Decomposition of Silicon Versus Carbon Chains

When comparing the stability of silicon chains to carbon chains, we delve into the realm of decomposition mechanisms. Decomposition is the process by which a compound breaks down into simpler substances or elements. In the context of carbon versus silicon chains, the decomposition involves breaking the bonds between the atoms within the chains.

The discussion brings us to the question of why a similar decomposition mechanism observed in silicon chains isn't prevalent in carbon chains. The simple answer lies in the structure and energy dynamics of the bonds. Carbon chains, ubiquitous in organic chemistry, are known for their robustness due to the strength of the carbon-carbon (C-C) and carbon-hydrogen (C-H) bonds. As per our exercise, it's clear that the bond energies in organic compounds far exceed the activation energy needed to decompose silicon chains, implying a greater stability and resilience of carbon chains against such decomposition processes.

Bond Energies Comparison between Silicon and Carbon Chains

Bond energy is the measure of bond strength in a chemical bond. It's quantified as the amount of energy needed to break the bond and separate atoms in a molecule. Higher bond energies imply a stronger, more stable bond, which correlates with less reactivity and resistance to decomposition.

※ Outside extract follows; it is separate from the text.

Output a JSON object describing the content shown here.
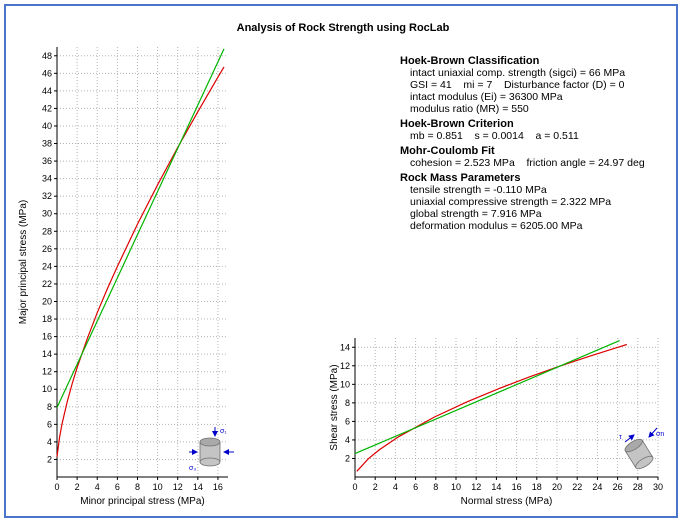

In the case of silicon chains, the Si-Si and Si-H bond energies are less than those of their carbon counterparts, resulting in a chemical structure more prone to breaking apart. This contrast becomes particularly apparent when looking at the bond energies for C-C and C-H bonds, which are significantly higher at approximately 347 kJ/mol and 413 kJ/mol, respectively, compared to the activation energy for the decomposition of silicon chains. Such a comparison elucidates why carbon chains, such as those found in proteins and DNA, form the backbone of life, withstanding the various chemical reactions that occur within living organisms.